Personal intrusion and addressing gender

The Alexiad held a unique structure and tone for a written history text. Anna actively intruded on the narrative to comment upon events, or express grief at reliving events involving family long dead. These are the lamentations, an explicit and targeted display of her gender and her duty to her family.

It was a striking departure from the norm, and some scholars felt it detracted from the work’s credibility; Gibbon, the author of The History of the Decline and Fall of the Roman Empire (published 1776 through 1789), thought that the explicitly gendered narrative betrayed “in every page the vanity of a female author”.

As interest in classical forms grew, new texts were written that masqueraded as ancient novels while offering commentary on twelfth-century rituals and culture.

Leonara Neville’s interview on the history of Byzantium podcast, notes a particularly interesting pattern: any time Anna ‘sticks up for herself [in the Alexiad — i.e. states her credentials], she has to backtrack’ to avoid seeming arrogant. — hence the lamentations.

In her 2013 paper, “Lamentation, History, and Female Authorship in Anna Komnene’s Alexiad”, Neville further associates the lamentations as a direct path to balancing her (traditionally male and stoic) historian role as a dispassionate historian with that of the grieving wife and daughter.

The twelfth century was a time when literary circles were obsessed with classical Greek poetry and contemporary work of the period shows that fascination through literary experimentation. Her mentor, Micheal Psellos, was known for taking part in this tradition, and Anna seems to have followed suit in pursuing this style, despite Gibbon’s later protestations centuries later.

The Alexiad shows Anna take cues from the role of a male public actor, by periodically and explicitly falling into overt lamentation. Neville theorized that, “ [j]ust as by weeping Anna displays her proper performance of female gender, by overtly and explicitly stopping her lamentations she performs masculine self-control, dispassion, and rationality.”
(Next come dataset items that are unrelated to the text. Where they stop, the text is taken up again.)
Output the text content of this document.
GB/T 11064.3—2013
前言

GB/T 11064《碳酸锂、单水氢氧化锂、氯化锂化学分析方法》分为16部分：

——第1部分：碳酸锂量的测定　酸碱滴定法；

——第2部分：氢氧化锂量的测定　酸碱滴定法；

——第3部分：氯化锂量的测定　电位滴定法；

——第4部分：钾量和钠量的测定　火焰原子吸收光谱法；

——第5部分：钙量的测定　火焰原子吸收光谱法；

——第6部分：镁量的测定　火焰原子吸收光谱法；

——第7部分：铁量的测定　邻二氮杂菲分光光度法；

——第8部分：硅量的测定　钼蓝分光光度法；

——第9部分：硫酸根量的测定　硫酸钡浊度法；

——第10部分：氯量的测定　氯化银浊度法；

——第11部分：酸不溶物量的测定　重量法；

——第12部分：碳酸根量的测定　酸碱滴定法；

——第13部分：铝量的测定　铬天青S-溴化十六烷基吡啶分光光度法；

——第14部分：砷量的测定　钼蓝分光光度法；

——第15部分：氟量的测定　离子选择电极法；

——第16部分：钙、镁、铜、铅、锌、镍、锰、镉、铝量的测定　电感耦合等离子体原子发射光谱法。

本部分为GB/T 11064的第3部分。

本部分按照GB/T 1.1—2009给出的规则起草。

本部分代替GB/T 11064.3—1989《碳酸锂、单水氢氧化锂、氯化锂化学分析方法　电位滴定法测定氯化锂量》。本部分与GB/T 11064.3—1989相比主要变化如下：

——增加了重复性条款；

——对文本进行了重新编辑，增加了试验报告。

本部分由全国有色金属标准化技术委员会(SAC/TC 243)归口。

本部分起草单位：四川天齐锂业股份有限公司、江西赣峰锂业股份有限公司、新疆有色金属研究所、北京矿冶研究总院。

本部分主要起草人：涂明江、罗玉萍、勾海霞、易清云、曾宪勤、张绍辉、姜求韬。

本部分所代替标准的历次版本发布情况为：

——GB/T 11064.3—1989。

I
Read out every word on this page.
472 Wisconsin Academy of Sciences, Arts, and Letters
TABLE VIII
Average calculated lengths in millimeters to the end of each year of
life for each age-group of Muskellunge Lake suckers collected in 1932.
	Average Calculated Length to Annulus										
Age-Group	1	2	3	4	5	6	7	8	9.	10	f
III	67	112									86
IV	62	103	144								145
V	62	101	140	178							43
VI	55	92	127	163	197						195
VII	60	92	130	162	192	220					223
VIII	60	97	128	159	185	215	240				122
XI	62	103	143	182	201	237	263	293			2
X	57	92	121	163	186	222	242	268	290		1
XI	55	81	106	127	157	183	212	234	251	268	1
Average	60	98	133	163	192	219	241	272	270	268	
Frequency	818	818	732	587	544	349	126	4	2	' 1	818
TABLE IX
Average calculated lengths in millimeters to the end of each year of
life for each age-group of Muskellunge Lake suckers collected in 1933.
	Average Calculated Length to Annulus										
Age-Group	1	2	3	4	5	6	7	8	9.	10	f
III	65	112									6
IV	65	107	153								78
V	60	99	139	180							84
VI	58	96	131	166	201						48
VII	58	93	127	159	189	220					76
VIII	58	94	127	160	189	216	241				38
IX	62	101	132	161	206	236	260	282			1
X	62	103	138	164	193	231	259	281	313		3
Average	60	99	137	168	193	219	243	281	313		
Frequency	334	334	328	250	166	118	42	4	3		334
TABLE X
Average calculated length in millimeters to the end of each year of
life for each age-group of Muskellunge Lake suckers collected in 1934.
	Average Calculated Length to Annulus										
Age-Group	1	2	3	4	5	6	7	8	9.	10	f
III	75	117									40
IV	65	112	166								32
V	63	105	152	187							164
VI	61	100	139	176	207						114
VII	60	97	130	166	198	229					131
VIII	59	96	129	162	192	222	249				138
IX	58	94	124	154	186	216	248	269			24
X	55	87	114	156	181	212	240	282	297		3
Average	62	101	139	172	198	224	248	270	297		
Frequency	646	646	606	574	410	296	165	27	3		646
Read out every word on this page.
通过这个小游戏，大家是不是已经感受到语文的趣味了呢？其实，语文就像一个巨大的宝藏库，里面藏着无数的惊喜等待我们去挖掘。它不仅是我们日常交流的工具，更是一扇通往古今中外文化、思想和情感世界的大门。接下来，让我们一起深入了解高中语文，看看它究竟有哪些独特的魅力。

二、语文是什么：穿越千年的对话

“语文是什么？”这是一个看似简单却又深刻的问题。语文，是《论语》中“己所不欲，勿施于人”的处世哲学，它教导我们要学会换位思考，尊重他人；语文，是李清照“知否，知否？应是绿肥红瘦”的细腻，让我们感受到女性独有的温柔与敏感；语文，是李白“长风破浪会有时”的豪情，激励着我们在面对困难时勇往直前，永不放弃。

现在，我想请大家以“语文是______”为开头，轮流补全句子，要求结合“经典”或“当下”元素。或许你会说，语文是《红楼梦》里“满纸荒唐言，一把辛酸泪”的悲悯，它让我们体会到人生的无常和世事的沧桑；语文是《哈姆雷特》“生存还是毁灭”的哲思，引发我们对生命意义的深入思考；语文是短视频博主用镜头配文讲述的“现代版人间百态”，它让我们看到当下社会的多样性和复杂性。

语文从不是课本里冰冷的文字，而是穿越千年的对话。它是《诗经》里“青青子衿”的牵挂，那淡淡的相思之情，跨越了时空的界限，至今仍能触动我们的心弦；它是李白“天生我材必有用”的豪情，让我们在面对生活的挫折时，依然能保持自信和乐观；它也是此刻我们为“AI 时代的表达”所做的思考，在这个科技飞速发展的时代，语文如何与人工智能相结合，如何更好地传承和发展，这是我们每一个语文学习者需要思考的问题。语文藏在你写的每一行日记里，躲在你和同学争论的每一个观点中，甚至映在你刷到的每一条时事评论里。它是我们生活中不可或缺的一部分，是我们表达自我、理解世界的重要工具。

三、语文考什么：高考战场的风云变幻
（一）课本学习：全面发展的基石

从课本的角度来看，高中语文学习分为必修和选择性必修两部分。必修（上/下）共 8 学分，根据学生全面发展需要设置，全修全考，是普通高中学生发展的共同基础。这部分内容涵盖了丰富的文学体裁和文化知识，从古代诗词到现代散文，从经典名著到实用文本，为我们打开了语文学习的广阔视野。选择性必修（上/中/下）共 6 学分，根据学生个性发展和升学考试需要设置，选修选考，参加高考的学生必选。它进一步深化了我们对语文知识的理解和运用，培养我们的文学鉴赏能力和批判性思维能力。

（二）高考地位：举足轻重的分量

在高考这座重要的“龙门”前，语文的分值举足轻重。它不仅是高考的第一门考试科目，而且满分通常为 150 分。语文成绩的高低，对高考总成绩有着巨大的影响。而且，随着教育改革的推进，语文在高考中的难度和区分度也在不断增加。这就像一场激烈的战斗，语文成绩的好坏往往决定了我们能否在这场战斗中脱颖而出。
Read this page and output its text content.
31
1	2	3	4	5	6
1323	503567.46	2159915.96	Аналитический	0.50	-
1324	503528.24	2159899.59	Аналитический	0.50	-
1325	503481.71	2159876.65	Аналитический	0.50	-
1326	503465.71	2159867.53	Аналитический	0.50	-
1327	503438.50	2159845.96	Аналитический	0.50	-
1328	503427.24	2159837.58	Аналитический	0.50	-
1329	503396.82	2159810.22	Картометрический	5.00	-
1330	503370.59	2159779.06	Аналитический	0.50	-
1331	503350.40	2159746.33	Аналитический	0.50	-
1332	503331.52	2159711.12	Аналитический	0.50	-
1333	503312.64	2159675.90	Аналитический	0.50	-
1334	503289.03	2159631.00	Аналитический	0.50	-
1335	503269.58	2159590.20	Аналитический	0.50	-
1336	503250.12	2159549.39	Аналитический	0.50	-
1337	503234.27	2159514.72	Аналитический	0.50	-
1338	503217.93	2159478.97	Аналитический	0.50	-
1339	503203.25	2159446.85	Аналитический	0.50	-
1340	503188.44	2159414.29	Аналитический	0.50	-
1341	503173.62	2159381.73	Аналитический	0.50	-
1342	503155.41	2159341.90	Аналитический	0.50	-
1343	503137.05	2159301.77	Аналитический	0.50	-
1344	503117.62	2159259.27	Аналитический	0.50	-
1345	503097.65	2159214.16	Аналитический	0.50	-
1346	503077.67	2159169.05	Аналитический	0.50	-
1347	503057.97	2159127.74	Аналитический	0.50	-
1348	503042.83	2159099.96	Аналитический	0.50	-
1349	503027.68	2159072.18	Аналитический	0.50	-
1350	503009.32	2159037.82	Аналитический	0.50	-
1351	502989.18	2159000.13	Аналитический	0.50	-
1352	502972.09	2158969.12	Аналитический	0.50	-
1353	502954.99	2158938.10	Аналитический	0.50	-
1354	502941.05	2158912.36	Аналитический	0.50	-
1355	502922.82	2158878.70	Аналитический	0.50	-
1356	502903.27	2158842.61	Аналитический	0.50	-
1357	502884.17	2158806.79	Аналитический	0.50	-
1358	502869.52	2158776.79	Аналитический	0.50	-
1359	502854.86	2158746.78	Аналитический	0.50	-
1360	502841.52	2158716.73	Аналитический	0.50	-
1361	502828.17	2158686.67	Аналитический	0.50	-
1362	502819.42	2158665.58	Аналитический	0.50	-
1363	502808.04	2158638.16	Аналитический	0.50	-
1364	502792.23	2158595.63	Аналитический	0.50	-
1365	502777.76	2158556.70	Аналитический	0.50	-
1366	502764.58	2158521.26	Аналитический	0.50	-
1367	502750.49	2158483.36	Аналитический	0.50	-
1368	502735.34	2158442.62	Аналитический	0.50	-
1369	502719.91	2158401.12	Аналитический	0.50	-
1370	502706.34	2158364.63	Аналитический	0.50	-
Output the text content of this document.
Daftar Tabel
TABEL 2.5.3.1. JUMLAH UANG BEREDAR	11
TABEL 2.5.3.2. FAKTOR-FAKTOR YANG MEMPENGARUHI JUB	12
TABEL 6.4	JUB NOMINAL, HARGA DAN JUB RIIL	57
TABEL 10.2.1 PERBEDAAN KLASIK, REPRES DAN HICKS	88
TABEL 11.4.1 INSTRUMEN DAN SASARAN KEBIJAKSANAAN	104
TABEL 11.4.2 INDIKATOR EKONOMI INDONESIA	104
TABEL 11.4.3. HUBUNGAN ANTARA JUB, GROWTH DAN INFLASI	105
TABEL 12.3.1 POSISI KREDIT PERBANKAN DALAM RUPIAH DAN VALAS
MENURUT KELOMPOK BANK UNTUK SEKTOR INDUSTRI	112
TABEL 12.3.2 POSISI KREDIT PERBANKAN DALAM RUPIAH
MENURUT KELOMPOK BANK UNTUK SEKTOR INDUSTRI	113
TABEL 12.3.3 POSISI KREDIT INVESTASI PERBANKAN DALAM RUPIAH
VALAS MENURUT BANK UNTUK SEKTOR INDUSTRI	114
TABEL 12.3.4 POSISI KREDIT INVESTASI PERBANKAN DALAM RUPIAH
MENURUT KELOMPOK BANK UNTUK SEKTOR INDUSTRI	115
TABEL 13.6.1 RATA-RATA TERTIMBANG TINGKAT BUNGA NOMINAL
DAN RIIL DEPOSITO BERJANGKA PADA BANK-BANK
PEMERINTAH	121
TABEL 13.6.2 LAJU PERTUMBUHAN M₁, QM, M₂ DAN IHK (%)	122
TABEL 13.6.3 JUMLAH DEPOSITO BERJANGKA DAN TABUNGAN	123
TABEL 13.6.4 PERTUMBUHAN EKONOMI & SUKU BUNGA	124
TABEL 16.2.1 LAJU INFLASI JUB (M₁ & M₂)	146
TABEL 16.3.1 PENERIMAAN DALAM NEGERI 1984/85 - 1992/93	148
Another theory of the lamentations is that explicitly performing her gender and then exercising an active restraint over its perceived excesses freed her to speak more freely about what she overheard and experienced. It also freed her to speak openly, and, at times, critically, of those experiences.

While The Alexiad was targetted at a small audience of ecclesiastical and court scholars, the very fact that it survives almost a thousand years later through the medieval equivalent of self-publishing her manuscript.

It did more than survive. The Alexiad remains one of the core texts remaining from the legacy of the eastern Roman Empire and provides a window into what was happening across Europe. It also provides a window into a time when the Normans were overtaking Western Europe, and where the restless energy of the realms under the Catholic Church was churned up to look upon her home city in a chaotic crusade.

Anna Komnenos lived through it all, and witnessed how this burned through Europe at the highest levels. By understanding the innate temperament of the era and bundling it into a riveting story incorporating her own voice, Anna made a place for herself as the first female historian.